In a recent submission to the arXiv server*, researchers pre-trained a world model using offline data from a real robot and subsequently fine-tuned it with online data acquired through model-based planning.
*Important notice: arXiv publishes preliminary scientific reports that are not peer-reviewed and, therefore, should not be regarded as definitive, used to guide development decisions, or treated as established information in the field of artificial intelligence research.
Background
Reinforcement learning (RL) has the potential to impart autonomous capabilities to physical robots, allowing them to interact with their environment and learn complex tasks guided by reward-based feedback. Yet, RL is notorious for its data inefficiency, demanding a substantial number of online interactions to acquire skills due to the limited availability of supervision. This poses a significant challenge when attempting to train real robots.

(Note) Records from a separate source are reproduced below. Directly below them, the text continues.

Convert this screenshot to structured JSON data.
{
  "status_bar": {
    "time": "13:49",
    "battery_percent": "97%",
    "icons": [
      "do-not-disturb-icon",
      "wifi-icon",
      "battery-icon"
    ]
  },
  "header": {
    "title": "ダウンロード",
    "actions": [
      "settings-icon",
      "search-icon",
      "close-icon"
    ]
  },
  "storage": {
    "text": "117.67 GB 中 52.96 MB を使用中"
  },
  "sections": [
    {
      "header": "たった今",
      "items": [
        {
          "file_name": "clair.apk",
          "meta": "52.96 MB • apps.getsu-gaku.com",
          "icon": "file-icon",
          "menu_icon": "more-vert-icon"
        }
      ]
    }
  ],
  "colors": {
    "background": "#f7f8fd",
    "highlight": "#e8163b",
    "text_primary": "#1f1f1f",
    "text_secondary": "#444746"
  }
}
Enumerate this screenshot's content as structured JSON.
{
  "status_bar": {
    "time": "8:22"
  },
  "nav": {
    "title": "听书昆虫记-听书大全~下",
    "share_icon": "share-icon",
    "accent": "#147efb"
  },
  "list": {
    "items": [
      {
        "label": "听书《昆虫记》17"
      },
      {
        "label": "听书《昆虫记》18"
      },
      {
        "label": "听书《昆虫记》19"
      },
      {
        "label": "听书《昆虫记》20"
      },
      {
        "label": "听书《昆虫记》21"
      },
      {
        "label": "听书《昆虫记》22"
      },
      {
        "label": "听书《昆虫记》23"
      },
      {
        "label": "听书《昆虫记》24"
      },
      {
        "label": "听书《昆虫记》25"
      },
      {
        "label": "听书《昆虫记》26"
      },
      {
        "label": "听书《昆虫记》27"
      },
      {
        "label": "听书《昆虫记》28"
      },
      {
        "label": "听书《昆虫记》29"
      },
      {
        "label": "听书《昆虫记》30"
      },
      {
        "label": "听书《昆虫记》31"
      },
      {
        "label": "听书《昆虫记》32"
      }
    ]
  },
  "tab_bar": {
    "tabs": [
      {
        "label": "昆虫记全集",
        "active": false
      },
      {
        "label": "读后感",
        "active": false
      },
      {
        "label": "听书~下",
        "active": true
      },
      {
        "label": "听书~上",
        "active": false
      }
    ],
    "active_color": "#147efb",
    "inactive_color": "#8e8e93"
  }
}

Traditional approaches resort to custom simulators or human teleoperation for behavior learning. However, these solutions are constrained by cost and engineering complexities, introducing issues such as the simulation-to-realistic gap and an inability to surpass human performance. Recently, offline RL has emerged as a framework to train RL policies using pre-existing interaction datasets, eliminating the need for online data collection. While this approach alleviates data inefficiency, it introduces challenges related to extrapolation errors, potentially leading to overly cautious policies.
The current study aims to combine the strengths of both approaches. It addresses the challenge of pretraining an RL policy using existing interaction data and subsequently fine-tuning it with a limited amount of data acquired through online interaction.
Temporal Difference- Model Predictive Control (TD-MPC)
In RL, the objective is to acquire a visuo-motor control policy via interaction within the established RL framework applicable to infinite-horizon Partially Observable Markov Decision Processes (POMDPs). This entails the creation of a policy that offers a conditional probability distribution concerning actions relative to a given state, all to maximize the anticipated return. The practical execution relies on a model-based RL (MBRL) algorithm, which dissects the policy into several trainable components collectively known as the world model.
TD-MPC, a particular MBRL algorithm, extends the use of MPC with a jointly learned world model and terminal value function through TD learning. Two notable characteristics of TD-MPC make it relevant to this context: it employs planning, enabling action selection regularization during test time, and it is comparatively lightweight among MBRL algorithms, facilitating real-time operation. The architecture comprises five key components: a representation, a latent dynamics model, and three prediction heads for reward, terminal value function, and latent policy guidance. These components are collectively learned in TD-MPC.
In its original formulation, TD-MPC operates as an online off-policy RL algorithm, maintaining a replay buffer of interactions and optimizing its components jointly. During inference, it uses a sampling-based planner (MPPI) to plan actions and maximize the expected return. A behavioral prior is introduced by generating a fraction of action sequences from the learned policy.
Offline-to-online fine-tuning of world models
The framework proposed for offline-to-online finetuning of world models addresses extrapolation errors through novel test-time regularization during planning. The methodology is divided into two phases: an offline phase that uses pre-existing offline data to pre-train a world model, and an online phase that uses a restricted quantity of online interaction data to fine-tune the model. While TD-MPC is the backbone of the world model and planner, the approach is versatile and applicable to various MBRL algorithms that employ planning.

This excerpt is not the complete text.